28 . L' interprétation du requérant permettrait donc que s' écoule entre deux contrôles successifs un laps de temps supérieur à quatorze jours; cela se produirait par exemple à chaque fois que, dans une entreprise donnée, le premier contrôle aurait été effectué au début d' une première période de quatorze jours et le suivant à la fin de la période suivante de quatorze jours .
29 . Le gouvernement requérant présente à l' appui de sa position différents arguments dont le rapport d' audience fait la synthèse .
30 . Il ne nous paraît pas que ces arguments soient fondés .
31 . b ) Du point de vue purement littéral, l' interprétation de la Commission nous semble raisonnable lorsqu' elle affirme que le libellé de l' article 10, paragraphe 2, sous c ), du règlement n° 1725/79 ne signifie pas "une fois au minimum dans chaque période de quatorze jours de fabrication" mais bien, comme il est écrit, très précisément, "au minimum une fois tous les quatorze jours de fabrication ". En effet, rien dans le texte du règlement ne permet de dire que celui-ci a entendu individualiser des périodes de quatorze jours en permettant que le contrôle ait lieu à n' importe quel moment durant cette période; il ressort au contraire de la lettre du texte qu' il fixe le délai maximal pouvant s' écouler entre deux contrôles .
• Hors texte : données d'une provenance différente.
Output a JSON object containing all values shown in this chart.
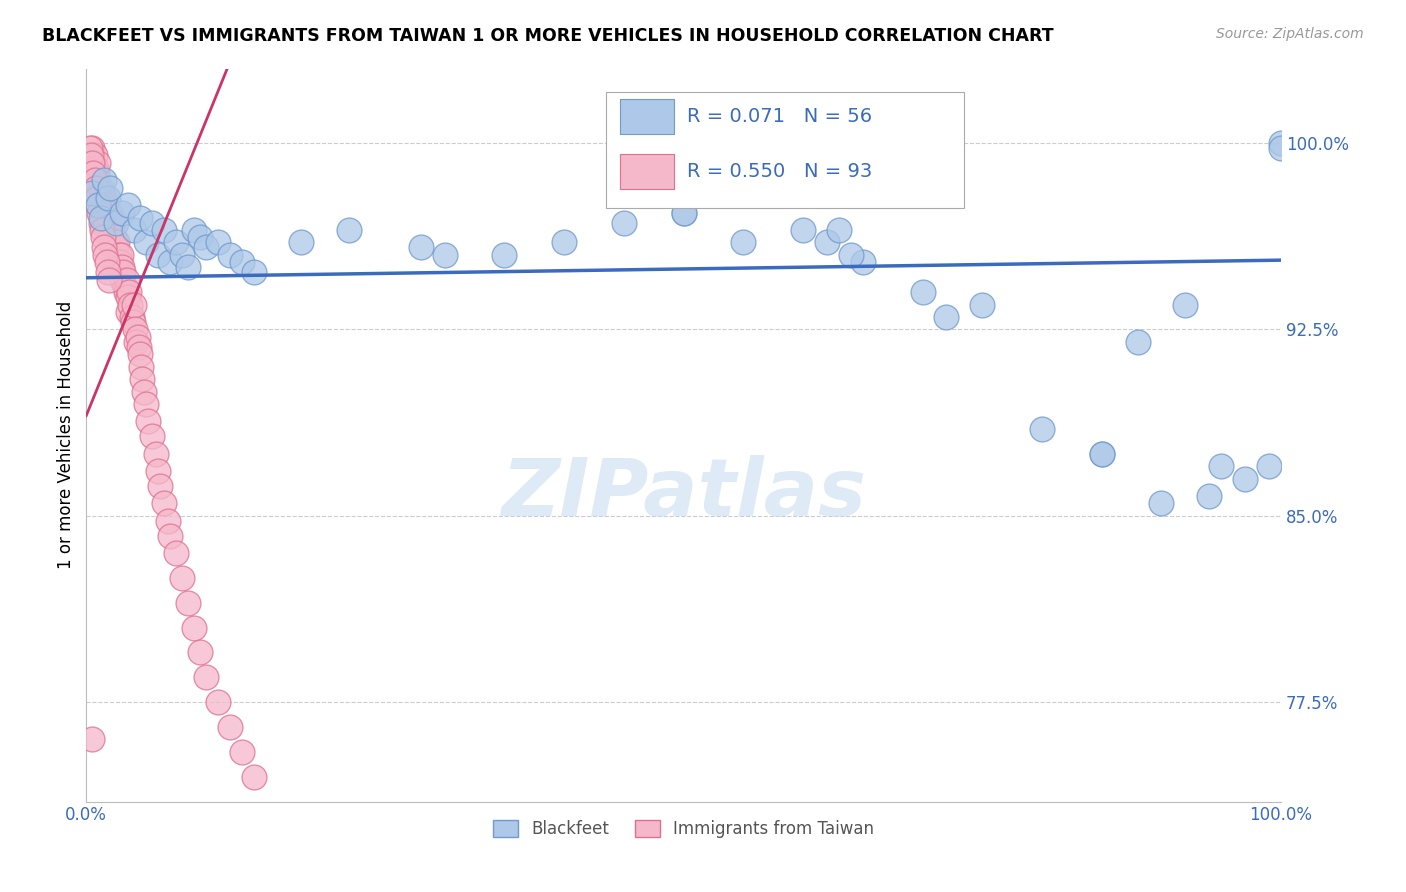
{
  "title": "BLACKFEET VS IMMIGRANTS FROM TAIWAN 1 OR MORE VEHICLES IN HOUSEHOLD CORRELATION CHART",
  "source": "Source: ZipAtlas.com",
  "ylabel": "1 or more Vehicles in Household",
  "xlim": [
    0.0,
    1.0
  ],
  "ylim": [
    0.735,
    1.03
  ],
  "yticks": [
    0.775,
    0.85,
    0.925,
    1.0
  ],
  "ytick_labels": [
    "77.5%",
    "85.0%",
    "92.5%",
    "100.0%"
  ],
  "xticks": [
    0.0,
    0.2,
    0.4,
    0.6,
    0.8,
    1.0
  ],
  "xtick_labels": [
    "0.0%",
    "",
    "",
    "",
    "",
    "100.0%"
  ],
  "blue_R": 0.071,
  "blue_N": 56,
  "pink_R": 0.55,
  "pink_N": 93,
  "blue_color": "#adc8e8",
  "pink_color": "#f5b8cb",
  "blue_edge": "#7099cc",
  "pink_edge": "#e07090",
  "trend_blue": "#3a6bbf",
  "trend_pink": "#cc3366",
  "legend_label_blue": "Blackfeet",
  "legend_label_pink": "Immigrants from Taiwan",
  "watermark": "ZIPatlas",
  "blue_x": [
    0.005,
    0.01,
    0.012,
    0.015,
    0.018,
    0.02,
    0.025,
    0.03,
    0.035,
    0.04,
    0.045,
    0.05,
    0.055,
    0.06,
    0.065,
    0.07,
    0.075,
    0.08,
    0.085,
    0.09,
    0.095,
    0.1,
    0.11,
    0.12,
    0.13,
    0.14,
    0.18,
    0.22,
    0.28,
    0.35,
    0.4,
    0.45,
    0.5,
    0.55,
    0.6,
    0.65,
    0.7,
    0.75,
    0.8,
    0.85,
    0.9,
    0.95,
    1.0,
    0.62,
    0.63,
    0.64,
    0.72,
    0.85,
    0.88,
    0.92,
    0.94,
    0.97,
    0.99,
    1.0,
    0.3,
    0.5
  ],
  "blue_y": [
    0.98,
    0.975,
    0.97,
    0.985,
    0.978,
    0.982,
    0.968,
    0.972,
    0.975,
    0.965,
    0.97,
    0.96,
    0.968,
    0.955,
    0.965,
    0.952,
    0.96,
    0.955,
    0.95,
    0.965,
    0.962,
    0.958,
    0.96,
    0.955,
    0.952,
    0.948,
    0.96,
    0.965,
    0.958,
    0.955,
    0.96,
    0.968,
    0.972,
    0.96,
    0.965,
    0.952,
    0.94,
    0.935,
    0.885,
    0.875,
    0.855,
    0.87,
    1.0,
    0.96,
    0.965,
    0.955,
    0.93,
    0.875,
    0.92,
    0.935,
    0.858,
    0.865,
    0.87,
    0.998,
    0.955,
    0.972
  ],
  "pink_x": [
    0.005,
    0.005,
    0.006,
    0.007,
    0.008,
    0.008,
    0.009,
    0.01,
    0.01,
    0.011,
    0.012,
    0.012,
    0.013,
    0.014,
    0.015,
    0.015,
    0.016,
    0.017,
    0.018,
    0.018,
    0.019,
    0.02,
    0.02,
    0.021,
    0.022,
    0.022,
    0.023,
    0.024,
    0.025,
    0.025,
    0.026,
    0.027,
    0.028,
    0.028,
    0.029,
    0.03,
    0.03,
    0.031,
    0.032,
    0.033,
    0.034,
    0.035,
    0.035,
    0.036,
    0.037,
    0.038,
    0.039,
    0.04,
    0.041,
    0.042,
    0.043,
    0.044,
    0.045,
    0.046,
    0.047,
    0.048,
    0.05,
    0.052,
    0.055,
    0.058,
    0.06,
    0.062,
    0.065,
    0.068,
    0.07,
    0.075,
    0.08,
    0.085,
    0.09,
    0.095,
    0.1,
    0.11,
    0.12,
    0.13,
    0.14,
    0.003,
    0.004,
    0.005,
    0.006,
    0.007,
    0.008,
    0.009,
    0.01,
    0.011,
    0.012,
    0.013,
    0.014,
    0.015,
    0.016,
    0.017,
    0.018,
    0.019,
    0.005
  ],
  "pink_y": [
    0.998,
    0.992,
    0.988,
    0.995,
    0.99,
    0.985,
    0.988,
    0.992,
    0.98,
    0.978,
    0.982,
    0.975,
    0.98,
    0.972,
    0.978,
    0.968,
    0.975,
    0.97,
    0.972,
    0.965,
    0.968,
    0.972,
    0.96,
    0.965,
    0.968,
    0.958,
    0.962,
    0.96,
    0.958,
    0.952,
    0.96,
    0.955,
    0.952,
    0.948,
    0.955,
    0.95,
    0.945,
    0.948,
    0.942,
    0.94,
    0.945,
    0.938,
    0.932,
    0.94,
    0.935,
    0.93,
    0.928,
    0.935,
    0.925,
    0.92,
    0.922,
    0.918,
    0.915,
    0.91,
    0.905,
    0.9,
    0.895,
    0.888,
    0.882,
    0.875,
    0.868,
    0.862,
    0.855,
    0.848,
    0.842,
    0.835,
    0.825,
    0.815,
    0.805,
    0.795,
    0.785,
    0.775,
    0.765,
    0.755,
    0.745,
    0.998,
    0.995,
    0.992,
    0.988,
    0.985,
    0.982,
    0.978,
    0.975,
    0.972,
    0.968,
    0.965,
    0.962,
    0.958,
    0.955,
    0.952,
    0.948,
    0.945,
    0.76
  ]
}
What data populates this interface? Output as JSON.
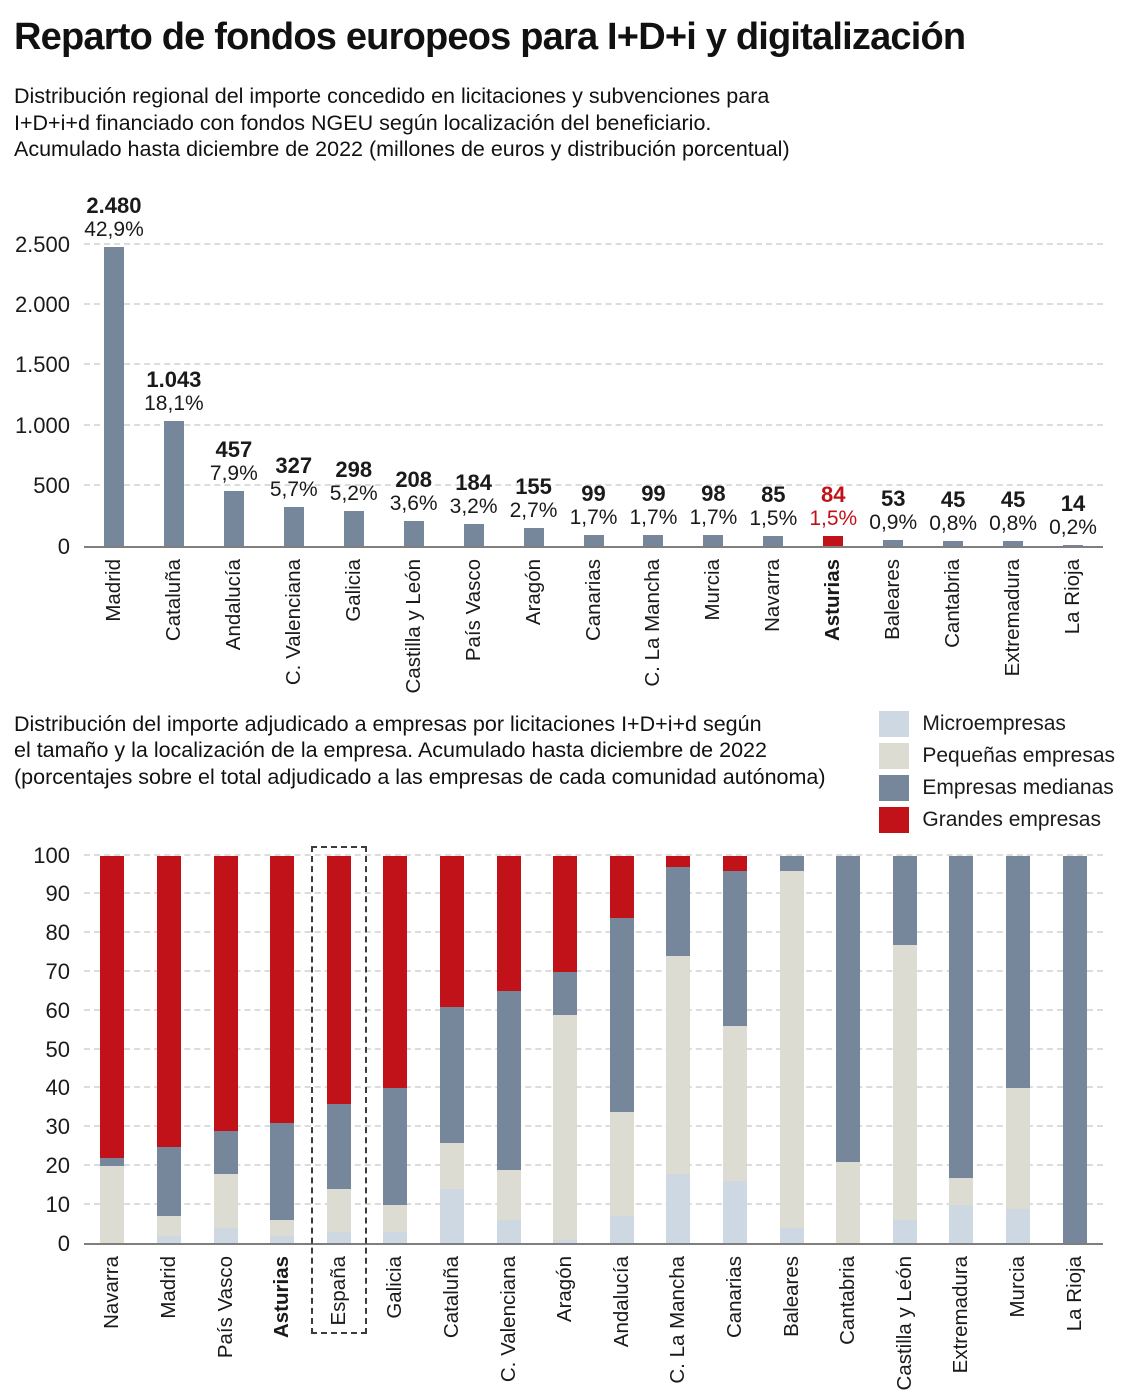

32 . On nous a du reste expliqué à l' audience qu' il n' existe pas, dans le processus de fabrication en cause, de cycles techniques de production qui pourraient être à la base de la référence à une période de production de quatorze jours, comme s' il s' agissait d' une unité de temps autonome dotée d' une logique propre dans le cadre de la production des entreprises .
33 . Un élément d' ordre logique renforce cet argument . En effet, l' article 10, paragraphe 2, sous c ), alinéa 2, se réfère aux entreprises qui n' utilisent pas le lait écrémé de façon permanente; son alinéa 1 est donc consacré aux contrôles à appliquer aux entreprises utilisant ce lait de façon continue, sans intervalles ou interruptions des cycles de production, ce qui ne paraît pas compatible avec l' idée de périodes autonomes de quatorze jours et avec la seule exigence d' un contrôle pour chacune d' elles .
34 . Il est certain que la cadence préconisée par le requérant et celle que défend la Commission sont l' une et l' autre compatibles avec la réalisation de contrôles inopinés . Mais, ne serait-ce que du point de vue de l' efficacité préventive des deux systèmes de calcul par rapport à l' objectif de prévention de la fraude, le second doit être préféré au premier .
35 . Dans l' optique des Pays-Bas, plus grand serait l' intervalle de temps écoulé depuis le contrôle antérieur, plus grands seraient non seulement la probabilité d' un nouveau contrôle, mais aussi le risque, en cas d' irrégularité, que l' entreprise perde tout le bénéfice de l' aide à compter du dernier contrôle positif effectué antérieurement .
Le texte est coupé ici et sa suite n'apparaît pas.